[Date Prev][Date Next][Thread Prev][Thread Next][Date Index][Thread Index]
Re: Additional syntactic restrictions
On Wednesday, June 19, 2002, 3:21:09 AM, Martin wrote:
MD> At 20:20 02/06/17 -0700, Tim Bray wrote:
>>Martin Duerst wrote:
>>
>>>If a protocol restricts itself to UTF-8, then it's not the parser,
>>>but the application, that must enforce the restriction.
>>
>>Which is actually nontrivial and there's no standardized way to do it if
>>you're using a standard XML processor. I believe you can tell expat that
>>it has to try to use a particular encoding and catch the error condition
>>when this doesn't work, but it's going to be very difficult to distinguish
>>between an instance that is in a forbidden encoding from one that actually
>>has broken syntax. -Tim
MD> Well, yes, but: Assume a protocol is defined as accepting only UTF-8
MD> and UTF-16 (I understand that that's what you and Chris would prefer).

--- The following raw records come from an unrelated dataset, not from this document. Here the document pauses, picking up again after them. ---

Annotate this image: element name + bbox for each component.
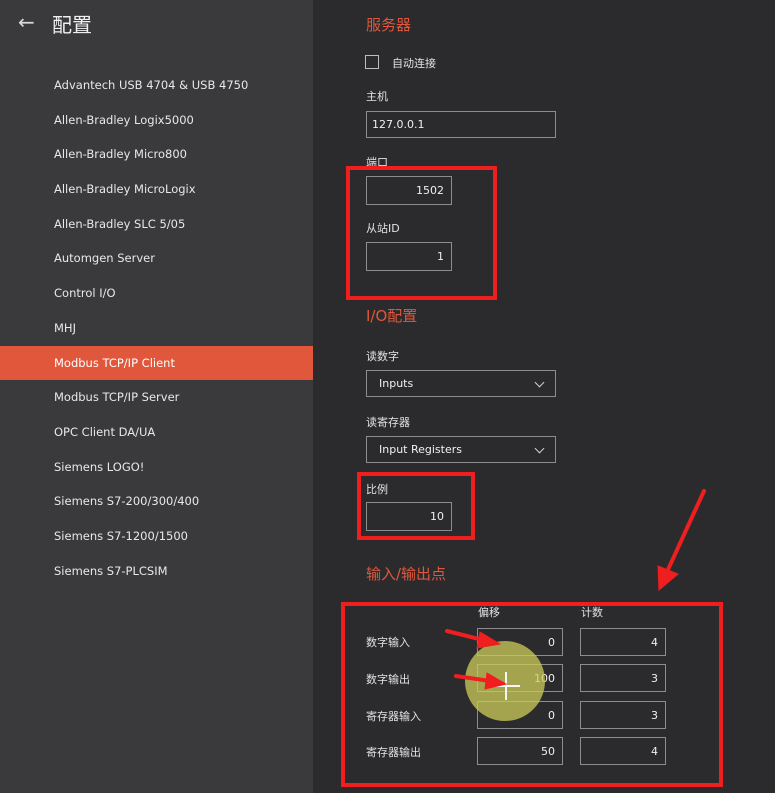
annotation-arrows [445, 489, 706, 690]
arrow-head-io-box [657, 565, 679, 592]
arrow-head-digital-output [484, 672, 508, 690]
arrow-to-digital-input [445, 629, 485, 642]
arrow-head-digital-input [476, 631, 502, 649]
arrow-to-io-box [664, 489, 706, 576]
arrow-to-digital-output [454, 674, 492, 683]
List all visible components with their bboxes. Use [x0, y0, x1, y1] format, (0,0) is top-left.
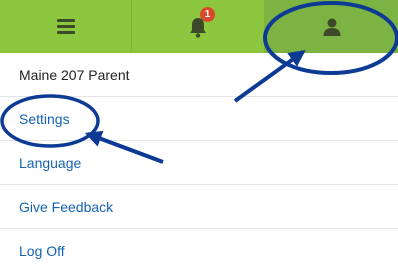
language-link[interactable]: Language: [19, 155, 81, 171]
account-name-label: Maine 207 Parent: [19, 66, 130, 83]
top-nav-bar: 1: [0, 0, 398, 53]
account-menu: Maine 207 Parent Settings Language Give …: [0, 53, 398, 273]
notification-count-badge: 1: [200, 6, 215, 22]
menu-item-give-feedback[interactable]: Give Feedback: [0, 185, 398, 229]
menu-tab[interactable]: [0, 0, 132, 53]
give-feedback-link[interactable]: Give Feedback: [19, 199, 113, 215]
app-frame: 1 Maine 207 Parent Settings Language Giv…: [0, 0, 398, 276]
menu-item-language[interactable]: Language: [0, 141, 398, 185]
notifications-tab[interactable]: 1: [132, 0, 265, 53]
hamburger-icon: [56, 19, 75, 34]
menu-item-account-name: Maine 207 Parent: [0, 53, 398, 97]
settings-link[interactable]: Settings: [19, 111, 70, 127]
menu-item-settings[interactable]: Settings: [0, 97, 398, 141]
log-off-link[interactable]: Log Off: [19, 243, 65, 259]
user-icon: [323, 18, 340, 36]
user-tab[interactable]: [265, 0, 398, 53]
menu-item-log-off[interactable]: Log Off: [0, 229, 398, 273]
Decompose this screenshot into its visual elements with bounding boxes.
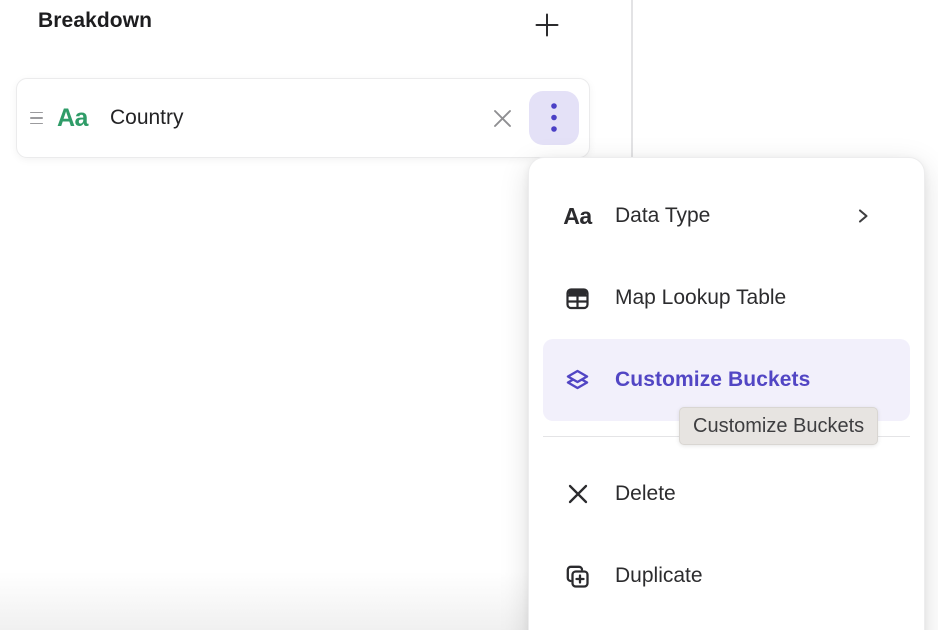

MD> There may be some XML parsers that understand exactly these two and
MD> nothing else, but your average XML parser understands more character
MD> encodings, starting with iso-8859-1. And as you say above, there is
MD> no standard way to enforce the restriction to UTF-8 and UTF-16,
Actually there is - if anything else is used, the xml encoding
declaration must be used. (well, unless unwisely overridden by snme
other protocol).
MD> and
MD> you may be able to tell a parser, but then you can't distinguish
MD> between a forbidden encoding and broken syntax.
Its as simple as looking for the encoding pseudo-attribute on the xml
declaration.
MD> So whether a protocol says 'UTF-8 only' or 'only UTF-8 and UTF-16',
MD> it's all just the same.
Not at all.
--
Chris mailto:chris@xxxxxx